In the December issue of EMBO Reports, Matheus Sanitá Lima and David Roy Smith argue that biologists utilizing next-generation sequencing data should include detailed methods with their submissions to the Sequence Read Archive (the paper is paywalled at the publisher site but available here):
For those who are unfamiliar with it, the SRA is an international public online archive for next-generation sequencing (NGS) data, which was established about a decade ago under the guidance of the International Nucleotide Sequence Database Collaboration (INSDC)…Once there, you will find yourself at a sequencing-read superstore.
But the value of the sequencing reads you can download from the SRA is often limited by an insufficient description of the methods:
Recently, we were mining data from the SRA to study transcription in mitochondria and chloroplasts…Apart from the price of a computer and a commercial bioinformatics software suite—and significant time investment, of course—the research project cost us nothing. We did, however, encounter some setbacks when trying to determine the protocols used to generate the various RNA-seq data sets employed in our analysis. In short, we were confronted with an SRA annotation issue.
We had used hundreds of RNA-seq experiments generated from different laboratory groups, often using very different protocols. Some of these experiments contained detailed and meticulous information on the growth conditions, RNA isolation and purification techniques, library preparation, and sequencing methods. Other experiments, unfortunately, had little or no accompanying details about how they were generated, leaving us guessing about the underlying experimental procedures.
Usually, the detailed methods are in the publication that results from the sequencing data, but as Sanitá Lima and Smith point out, not everything in the SRA is published.

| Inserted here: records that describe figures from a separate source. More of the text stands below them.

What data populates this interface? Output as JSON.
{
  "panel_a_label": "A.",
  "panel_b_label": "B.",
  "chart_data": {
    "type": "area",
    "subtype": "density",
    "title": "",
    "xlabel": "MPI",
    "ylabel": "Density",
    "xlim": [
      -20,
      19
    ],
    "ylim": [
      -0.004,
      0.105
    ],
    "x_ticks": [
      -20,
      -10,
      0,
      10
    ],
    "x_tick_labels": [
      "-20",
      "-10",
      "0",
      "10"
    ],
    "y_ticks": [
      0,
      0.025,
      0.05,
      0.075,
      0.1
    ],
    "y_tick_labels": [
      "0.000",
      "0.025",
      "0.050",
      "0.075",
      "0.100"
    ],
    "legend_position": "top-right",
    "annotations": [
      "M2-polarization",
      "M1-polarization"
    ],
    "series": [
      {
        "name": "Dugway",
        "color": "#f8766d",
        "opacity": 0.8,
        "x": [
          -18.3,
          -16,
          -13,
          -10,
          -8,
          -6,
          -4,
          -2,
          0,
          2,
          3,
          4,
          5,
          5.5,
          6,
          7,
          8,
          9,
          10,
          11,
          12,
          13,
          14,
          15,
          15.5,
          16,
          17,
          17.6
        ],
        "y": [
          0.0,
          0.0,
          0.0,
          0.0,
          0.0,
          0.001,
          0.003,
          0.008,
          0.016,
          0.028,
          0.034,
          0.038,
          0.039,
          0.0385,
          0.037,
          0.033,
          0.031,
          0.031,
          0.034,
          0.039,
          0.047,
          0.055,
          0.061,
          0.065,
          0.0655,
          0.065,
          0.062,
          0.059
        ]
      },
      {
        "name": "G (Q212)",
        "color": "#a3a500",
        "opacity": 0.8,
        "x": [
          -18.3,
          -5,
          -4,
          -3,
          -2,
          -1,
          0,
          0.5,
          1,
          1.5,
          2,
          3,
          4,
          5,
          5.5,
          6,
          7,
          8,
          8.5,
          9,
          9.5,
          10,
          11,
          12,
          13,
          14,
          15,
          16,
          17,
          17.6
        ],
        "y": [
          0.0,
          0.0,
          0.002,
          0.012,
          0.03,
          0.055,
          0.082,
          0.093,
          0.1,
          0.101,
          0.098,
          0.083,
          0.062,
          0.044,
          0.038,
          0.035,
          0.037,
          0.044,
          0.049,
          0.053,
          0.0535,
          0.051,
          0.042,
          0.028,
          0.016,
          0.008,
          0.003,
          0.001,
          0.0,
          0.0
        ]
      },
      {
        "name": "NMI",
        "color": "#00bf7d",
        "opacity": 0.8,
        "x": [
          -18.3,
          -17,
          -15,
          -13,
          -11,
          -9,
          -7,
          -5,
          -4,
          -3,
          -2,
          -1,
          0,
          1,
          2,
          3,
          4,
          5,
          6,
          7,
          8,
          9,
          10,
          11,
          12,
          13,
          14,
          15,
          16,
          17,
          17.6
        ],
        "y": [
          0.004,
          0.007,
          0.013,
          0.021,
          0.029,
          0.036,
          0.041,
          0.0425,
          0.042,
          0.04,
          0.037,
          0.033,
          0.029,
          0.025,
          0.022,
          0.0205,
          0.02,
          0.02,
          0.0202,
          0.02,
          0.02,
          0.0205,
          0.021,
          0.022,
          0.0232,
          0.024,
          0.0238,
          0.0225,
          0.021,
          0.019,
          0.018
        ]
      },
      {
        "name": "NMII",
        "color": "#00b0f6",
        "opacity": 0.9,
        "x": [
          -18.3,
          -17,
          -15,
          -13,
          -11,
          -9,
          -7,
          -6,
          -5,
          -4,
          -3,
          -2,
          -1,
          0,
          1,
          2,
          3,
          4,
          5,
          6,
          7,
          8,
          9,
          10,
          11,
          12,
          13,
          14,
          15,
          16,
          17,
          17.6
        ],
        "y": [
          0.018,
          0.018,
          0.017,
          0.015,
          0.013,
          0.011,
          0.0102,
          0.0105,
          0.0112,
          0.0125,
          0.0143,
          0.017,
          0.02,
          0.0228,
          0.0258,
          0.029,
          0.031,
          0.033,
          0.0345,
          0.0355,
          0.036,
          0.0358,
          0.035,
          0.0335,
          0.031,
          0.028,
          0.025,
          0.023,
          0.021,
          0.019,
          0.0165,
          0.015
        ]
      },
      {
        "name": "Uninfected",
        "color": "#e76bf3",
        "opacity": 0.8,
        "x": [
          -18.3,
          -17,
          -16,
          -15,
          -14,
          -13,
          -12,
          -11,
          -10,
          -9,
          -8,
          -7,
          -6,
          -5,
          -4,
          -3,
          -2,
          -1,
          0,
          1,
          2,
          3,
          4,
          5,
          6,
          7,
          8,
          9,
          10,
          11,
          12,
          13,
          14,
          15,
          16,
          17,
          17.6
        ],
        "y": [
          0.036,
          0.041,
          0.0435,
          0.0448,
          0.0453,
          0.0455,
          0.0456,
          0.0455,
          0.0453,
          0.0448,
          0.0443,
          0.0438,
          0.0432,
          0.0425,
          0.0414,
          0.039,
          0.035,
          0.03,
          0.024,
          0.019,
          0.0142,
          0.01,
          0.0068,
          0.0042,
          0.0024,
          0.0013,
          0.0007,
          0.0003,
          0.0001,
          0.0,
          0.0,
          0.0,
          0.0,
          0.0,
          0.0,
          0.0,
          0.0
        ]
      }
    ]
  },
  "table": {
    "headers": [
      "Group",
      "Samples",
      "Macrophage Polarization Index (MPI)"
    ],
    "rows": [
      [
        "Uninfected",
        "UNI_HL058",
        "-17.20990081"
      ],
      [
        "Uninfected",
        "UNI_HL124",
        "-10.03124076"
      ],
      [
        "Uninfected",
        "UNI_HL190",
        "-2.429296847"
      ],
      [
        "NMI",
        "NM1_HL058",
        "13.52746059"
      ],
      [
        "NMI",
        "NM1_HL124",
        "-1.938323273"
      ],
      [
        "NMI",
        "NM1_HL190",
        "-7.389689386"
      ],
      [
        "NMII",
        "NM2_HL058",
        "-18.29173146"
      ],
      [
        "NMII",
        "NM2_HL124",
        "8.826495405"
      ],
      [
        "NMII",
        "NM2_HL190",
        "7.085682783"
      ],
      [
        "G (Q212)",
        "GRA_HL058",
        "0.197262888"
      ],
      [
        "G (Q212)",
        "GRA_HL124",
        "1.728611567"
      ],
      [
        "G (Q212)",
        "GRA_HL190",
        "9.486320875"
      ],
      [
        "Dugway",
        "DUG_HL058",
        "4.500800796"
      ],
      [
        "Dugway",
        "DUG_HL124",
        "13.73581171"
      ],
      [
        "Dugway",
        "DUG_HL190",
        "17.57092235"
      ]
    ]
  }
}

Moreover, it would have taken a lot of time and energy to look up the individual papers for hundreds of different experiments, many of which were behind a paywall, which goes against the purpose of an open-access data bank like the SRA. In our opinion, it is much more efficient, fair, and useful to have the methods directly linked to the SRA entry. In many ways, the experiments being deposited in the SRA can be as important and impactful as the primary research papers presenting the data.
Being down with OPD (Other People’s Data), I couldn’t agree more. Aside from the other reasons, this is a fairness issue: most of the data in the SRA and similar archives are produced using funds from the National Science Foundation, National Institutes of Health, and similar agencies, in other words, taxpayer money. Having paid for them, I think it’s fair for taxpayers, and not just those who have institutional subscriptions, to have access to the data in a useful form.

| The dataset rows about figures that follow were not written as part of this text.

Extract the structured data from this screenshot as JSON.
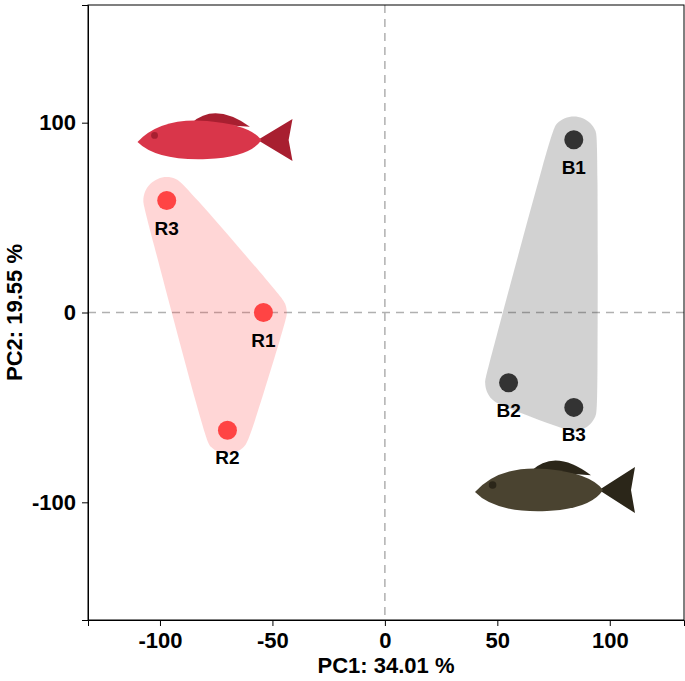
{
  "chart_data": {
    "type": "scatter",
    "x_label": "PC1: 34.01 %",
    "y_label": "PC2: 19.55 %",
    "xlim": [
      -132,
      133
    ],
    "ylim": [
      -162,
      162
    ],
    "xticks": [
      -100,
      -50,
      0,
      50,
      100
    ],
    "yticks": [
      -100,
      0,
      100
    ],
    "hlines": [
      0
    ],
    "vlines": [
      0
    ],
    "grid": false,
    "series": [
      {
        "color": "#ff4444",
        "marker": "circle",
        "labels": [
          "R1",
          "R2",
          "R3"
        ],
        "x": [
          -54,
          -70,
          -97
        ],
        "values": [
          0,
          -62,
          59
        ]
      },
      {
        "color": "#333333",
        "marker": "circle",
        "labels": [
          "B1",
          "B2",
          "B3"
        ],
        "x": [
          84,
          55,
          84
        ],
        "values": [
          91,
          -37,
          -50
        ]
      }
    ]
  }
}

Sanitá Lima and Smith confess that they haven’t always been paragons of virtue in this respect:
Before we start sounding too self-righteous, we should come clean and admit that the senior author of this article has submitted his fair share of data into the SRA without providing a detailed protocol for those entries. It was not until he started mining large amounts of RNA-seq data from the SRA that he finally saw the proverbial Illumina light at the end of the annotation tunnel and asked forgiveness for all of his sins. Thankfully, he is now a reformed bioinformatician and is looking forward to developing a clean SRA record in the future.

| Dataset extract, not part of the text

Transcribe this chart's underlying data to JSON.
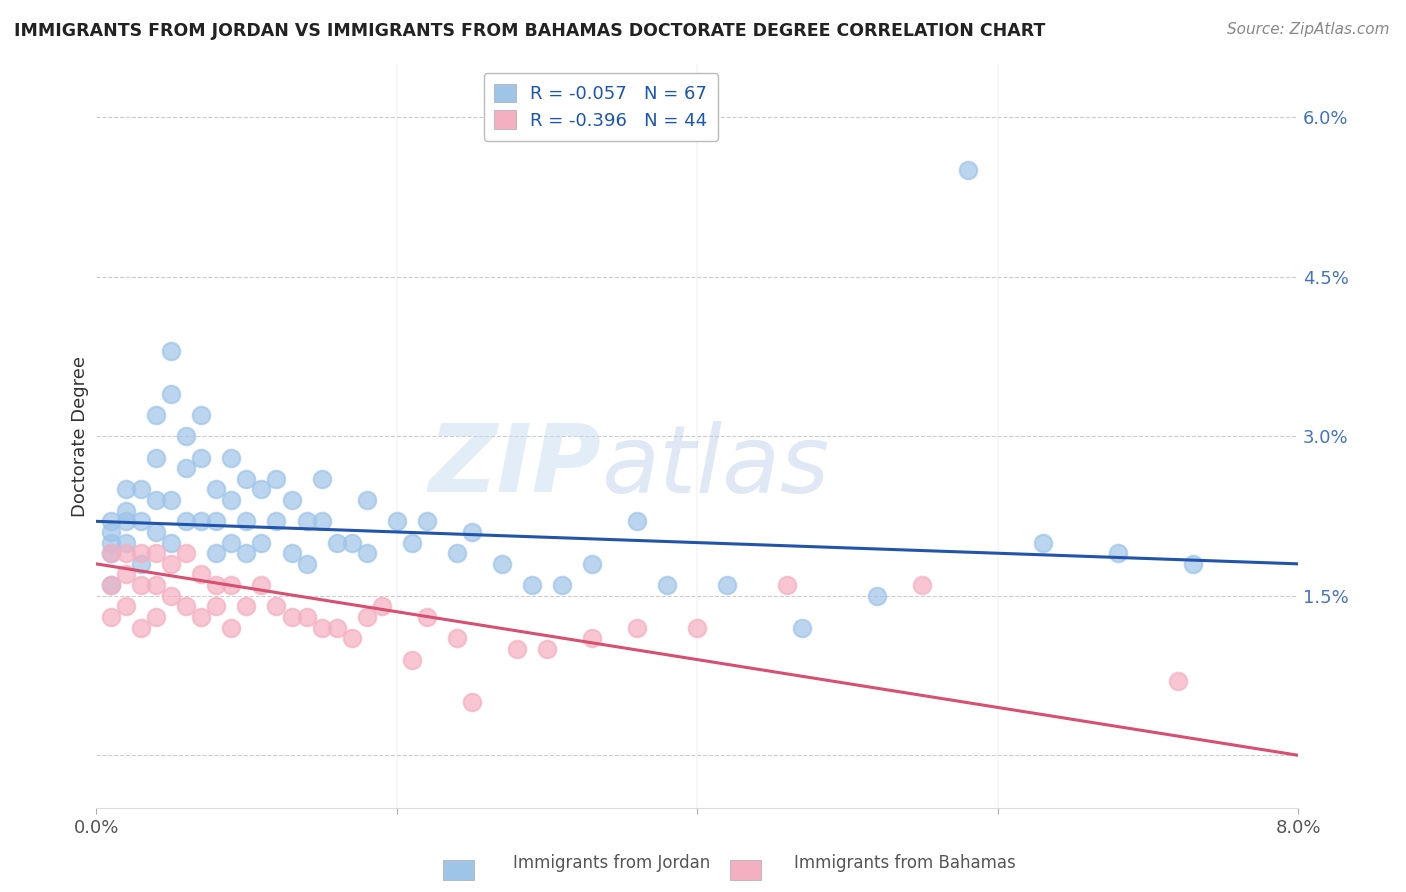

That bit prompted me to check some of my own submissions. Here’s the methods section of the first one I came across, from my one E. coli paper:
Paired-end sequencing was performed on an Illumina* HiSeq 2000 at the University of British Columbia’s Biodiversity Research Centre using standard procedures. The the time point samples were prepared with the NEXTflex DNA Sequencing Kit and DNA Barcodes by Bioo Scientific (Austin, TX).
Not great. How were the bacteria grown? What medium, what temperature, were they shaken and if so at what speed? Someone trying to replicate that experiment would need all that information and more. Thankfully, that paper is open access, but really the methods should have been included in the SRA submission. Like Dr. Smith, I’ll try to do better.
Stable links:
Sanitá Lima, M. and Smith, D.R. 2017. Don’t just dump your data and run. EMBO Reports, e201745118. doi: 10.15252/embr.201745118
jack16 says
I think the SRA (Sequence Read Archive) should have user instructions that would include these important requirements.